Reports on thefts of firearms and nuclear, chemical or biological explosives would circulate through a "rapid-alert system", in real time.
The G-5 also adopted a joint declaration on terrorism, which stresses the "clear distinction" between Islam and terrorism.
The G-5 group was founded in May 2003, in a ministerial summit in Jerez de la Frontera, Spain, with a goal to increase cooperation in security matters between the five countries.
Deportation of suspects
Gathering for a two-day summit in Granada, the group held informal discussions over a legal mechanism which would allow member states to deport "terrorism suspects", if they were unable to gather enough evidence for prosecution.
According to La Vanguardia, Spain supports this measure, as long as there are no indications that the person would be executed or subject to torture in his/her country of origin.
The Spanish minister Jose Antonio Alonso proposed a definition of a "terrorism suspect" as any individual to whom there exists "rational indications" of contact with terrorist groups.
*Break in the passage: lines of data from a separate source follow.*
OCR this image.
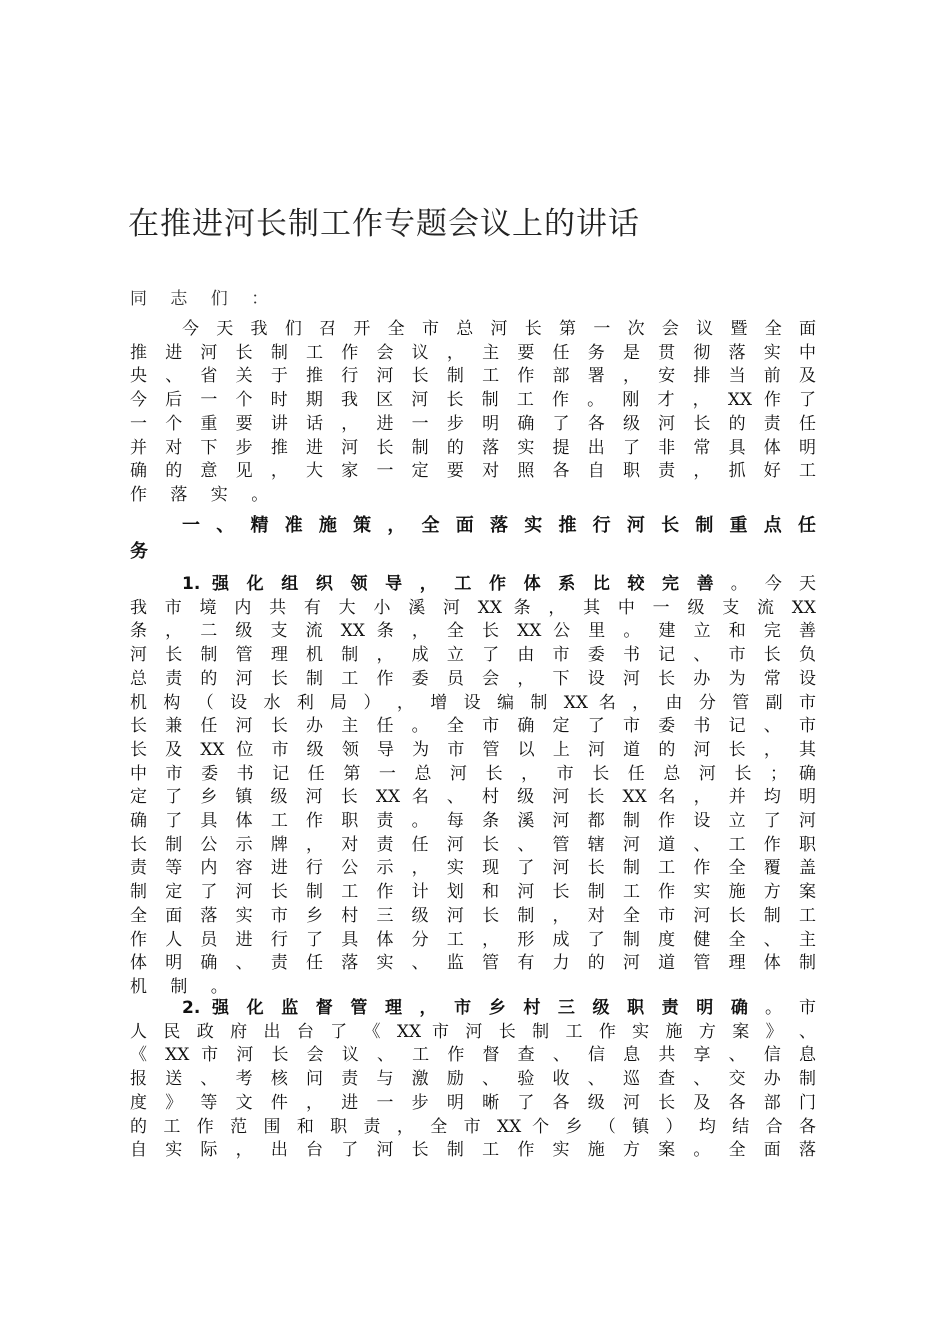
在推进河长制工作专题会议上的讲话

同 志 们 ：

今 天 我 们 召 开 全 市 总 河 长 第 一 次 会 议 暨 全 面
推 进 河 长 制 工 作 会 议 ， 主 要 任 务 是 贯 彻 落 实 中
央 、 省 关 于 推 行 河 长 制 工 作 部 署 ， 安 排 当 前 及
今 后 一 个 时 期 我 区 河 长 制 工 作 。 刚 才 ， XX 作 了
一 个 重 要 讲 话 ， 进 一 步 明 确 了 各 级 河 长 的 责 任
并 对 下 步 推 进 河 长 制 的 落 实 提 出 了 非 常 具 体 明
确 的 意 见 ， 大 家 一 定 要 对 照 各 自 职 责 ， 抓 好 工
作 落 实 。
一 、 精 准 施 策 ， 全 面 落 实 推 行 河 长 制 重 点 任
务
1. 强 化 组 织 领 导 ， 工 作 体 系 比 较 完 善 。 今 天
我 市 境 内 共 有 大 小 溪 河 XX 条 ， 其 中 一 级 支 流 XX
条 ， 二 级 支 流 XX 条 ， 全 长 XX 公 里 。 建 立 和 完 善
河 长 制 管 理 机 制 ， 成 立 了 由 市 委 书 记 、 市 长 负
总 责 的 河 长 制 工 作 委 员 会 ， 下 设 河 长 办 为 常 设
机 构 （ 设 水 利 局 ） ， 增 设 编 制 XX 名 ， 由 分 管 副 市
长 兼 任 河 长 办 主 任 。 全 市 确 定 了 市 委 书 记 、 市
长 及 XX 位 市 级 领 导 为 市 管 以 上 河 道 的 河 长 ， 其
中 市 委 书 记 任 第 一 总 河 长 ， 市 长 任 总 河 长 ； 确
定 了 乡 镇 级 河 长 XX 名 、 村 级 河 长 XX 名 ， 并 均 明
确 了 具 体 工 作 职 责 。 每 条 溪 河 都 制 作 设 立 了 河
长 制 公 示 牌 ， 对 责 任 河 长 、 管 辖 河 道 、 工 作 职
责 等 内 容 进 行 公 示 ， 实 现 了 河 长 制 工 作 全 覆 盖
制 定 了 河 长 制 工 作 计 划 和 河 长 制 工 作 实 施 方 案
全 面 落 实 市 乡 村 三 级 河 长 制 ， 对 全 市 河 长 制 工
作 人 员 进 行 了 具 体 分 工 ， 形 成 了 制 度 健 全 、 主
体 明 确 、 责 任 落 实 、 监 管 有 力 的 河 道 管 理 体 制
机 制 。
2. 强 化 监 督 管 理 ， 市 乡 村 三 级 职 责 明 确 。 市
人 民 政 府 出 台 了 《 XX 市 河 长 制 工 作 实 施 方 案 》 、
《 XX 市 河 长 会 议 、 工 作 督 查 、 信 息 共 享 、 信 息
报 送 、 考 核 问 责 与 激 励 、 验 收 、 巡 查 、 交 办 制
度 》 等 文 件 ， 进 一 步 明 晰 了 各 级 河 长 及 各 部 门
的 工 作 范 围 和 职 责 ， 全 市 XX 个 乡 （ 镇 ） 均 结 合 各
自 实 际 ， 出 台 了 河 长 制 工 作 实 施 方 案 。 全 面 落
The minister claimed the measure has "stable judicial foundations".
This proposal is in line with the deportation of a number of Muslim clerics by French authorities last year and a new anti-terror bill passed on Friday (11 March) in the UK.
The German Interior Minister Otto Schily also has plans to extend existing anti-terror bills (deemed to expire in 2007) as well as to amend the German Constitution to allow Germany's navy to neutralise a terrorist attack from the sea.
A law that allows the government to shoot down a civilian airplane if hijacked by terrorists with plans to crash it into a building is already in force.
Muslim outrage
The summit, which took place in the Alhambra complex (a world heritage muslim palace dating back to the ninth century) enraged the local muslim community.
Using the palace for this summit is "an offence to Islam", said a local religious leader yesterday (14 March), according to the Spanish press. Tempers cooled today when the religious leaders realised that the meeting was not in the historic building, but in front of it.
The complex was subject to a high profile security operation, which involved over 500 police agents.
Granada was the last bastion of muslim forces in the Iberian Peninsula until the 15th century, when it was conquered by the Christian kings.